Huang then used a technique called reverse transcriptase polymerase chain reaction (RT-PCR) to find which of the candidates were expressed specifically in taste receptor cells. Of the approximately 30 proteins identified through RT-PCR, Huang searched for genes that were expressed in a small population of taste receptor cells -- the pattern that Zuker's and Ryba's team had previously discovered with taste receptors for sweet, bitter, and umami.
The researchers' attention was drawn immediately to a receptor molecule known as PKD2L1, which is related to a large family of proteins that shuttle ions into and out of cells. As predicted for a candidate sour receptor, PKD2L1 was not found in the cells that express the receptors for sweet, bitter, and umami, but instead was found in a novel population of taste cells. "Our fundamental premise was that salt and sour were going to be mediated by dedicated cells," said Zuker, "and those candidate receptors should not be present in sweet-, bitter-, or umami-sensing cells."
To link the receptors with the taste of sour, Zuker and his colleagues turned to another clever experimental strategy. Using a special mouse strain, they created genetically engineered mice that produced a diphtheria toxin in cells that expressed PKD2L1, thus killing the cells. They then recorded the nerve signals and tongue function coming from taste cells in the genetically-engineered mice. Remarkably, no matter what sour compounds they fed the mice, nerve signals from the taste cells remained absent; the animals were completely insensitive to all kinds of acids.
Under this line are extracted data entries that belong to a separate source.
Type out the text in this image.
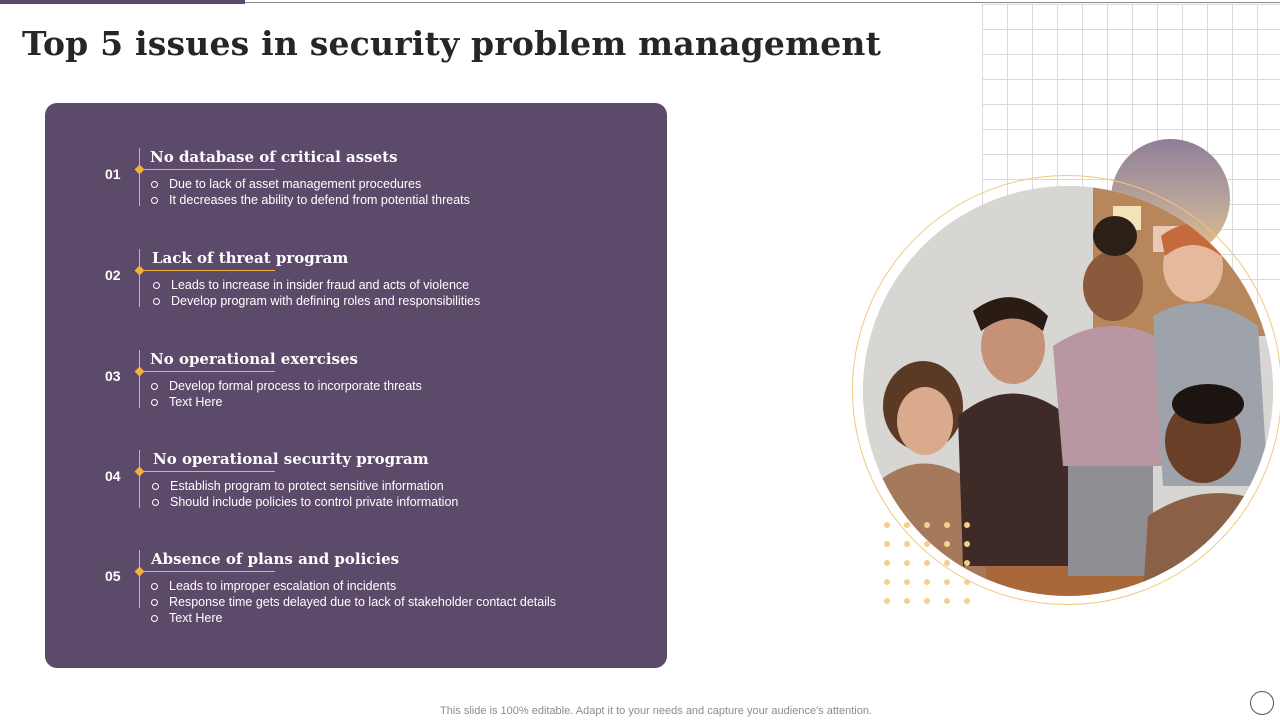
Top 5 issues in security problem management
01
No database of critical assets
Due to lack of asset management procedures
It decreases the ability to defend from potential threats
02
Lack of threat program
Leads to increase in insider fraud and acts of violence
Develop program with defining roles and responsibilities
03
No operational exercises
Develop formal process to incorporate threats
Text Here
04
No operational security program
Establish program to protect sensitive information
Should include policies to control private information
05
Absence of plans and policies
Leads to improper escalation of incidents
Response time gets delayed due to lack of stakeholder contact details
Text Here
This slide is 100% editable. Adapt it to your needs and capture your audience's attention.
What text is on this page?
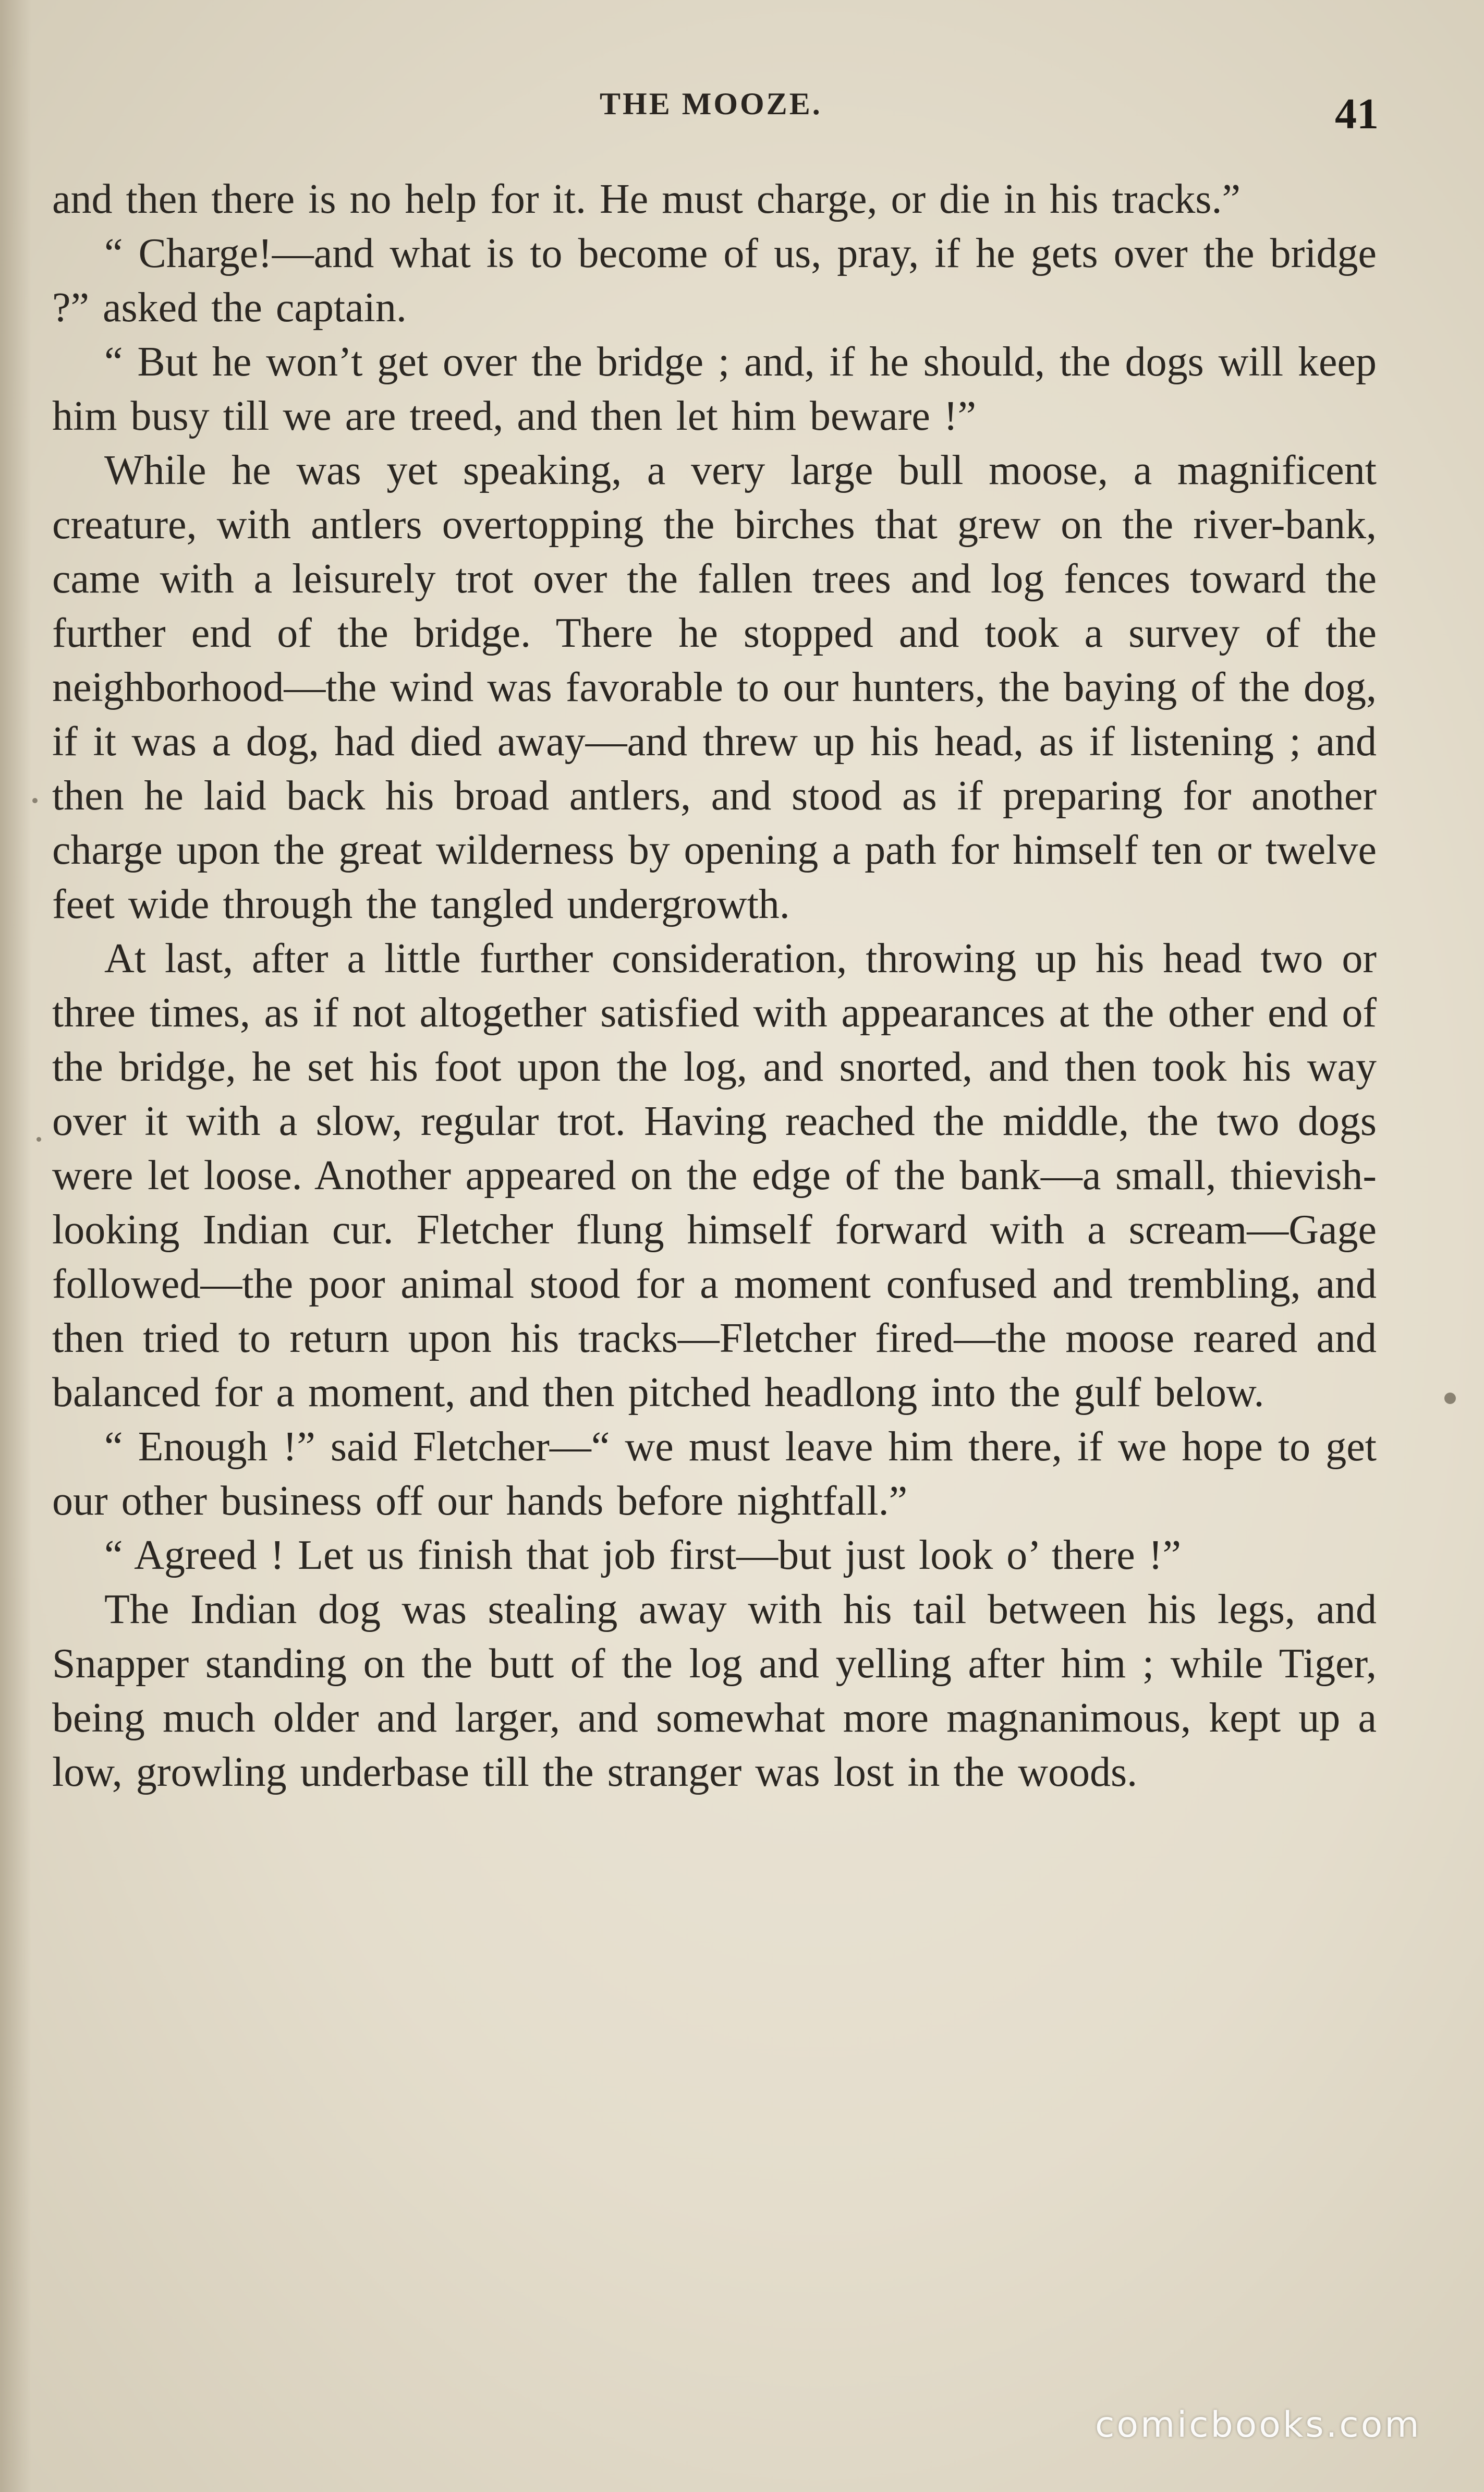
THE MOOZE.	41

and then there is no help for it. He must charge, or die in his tracks.”

“ Charge!—and what is to become of us, pray, if he gets over the bridge ?” asked the captain.

“ But he won’t get over the bridge ; and, if he should, the dogs will keep him busy till we are treed, and then let him beware !”

While he was yet speaking, a very large bull moose, a magnificent creature, with antlers overtopping the birches that grew on the river-bank, came with a leisurely trot over the fallen trees and log fences toward the further end of the bridge. There he stopped and took a survey of the neighborhood—the wind was favorable to our hunters, the baying of the dog, if it was a dog, had died away—and threw up his head, as if listening ; and then he laid back his broad antlers, and stood as if preparing for another charge upon the great wilderness by opening a path for himself ten or twelve feet wide through the tangled undergrowth.

At last, after a little further consideration, throwing up his head two or three times, as if not altogether satisfied with appearances at the other end of the bridge, he set his foot upon the log, and snorted, and then took his way over it with a slow, regular trot. Having reached the middle, the two dogs were let loose. Another appeared on the edge of the bank—a small, thievish-looking Indian cur. Fletcher flung himself forward with a scream—Gage followed—the poor animal stood for a moment confused and trembling, and then tried to return upon his tracks—Fletcher fired—the moose reared and balanced for a moment, and then pitched headlong into the gulf below.

“ Enough !” said Fletcher—“ we must leave him there, if we hope to get our other business off our hands before nightfall.”

“ Agreed ! Let us finish that job first—but just look o’ there !”

The Indian dog was stealing away with his tail between his legs, and Snapper standing on the butt of the log and yelling after him ; while Tiger, being much older and larger, and somewhat more magnanimous, kept up a low, growling underbase till the stranger was lost in the woods.

comicbooks.com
But these "sourless" mice continued to be able to taste sweet, bitter, umami, and salt. "Killing these cells and showing that the mice now are totally unable to detect sour proved that these cells are the sensors for sour taste, and that indeed no other taste cells detect sour," said Zuker.
Discovery of the sour (acid) receptor in the central nervous system could help explain how the body monitors the quality of critical body fluids, Zuker said. For example, the body controls respiration in part by monitoring the acidity of the blood, since an increase in carbon dioxide dissolved in the blood increases acidity. "Defects in these blood-, CSF-, and brain-fluid-sensing systems may underlie a wide range of disorders," said Zuker.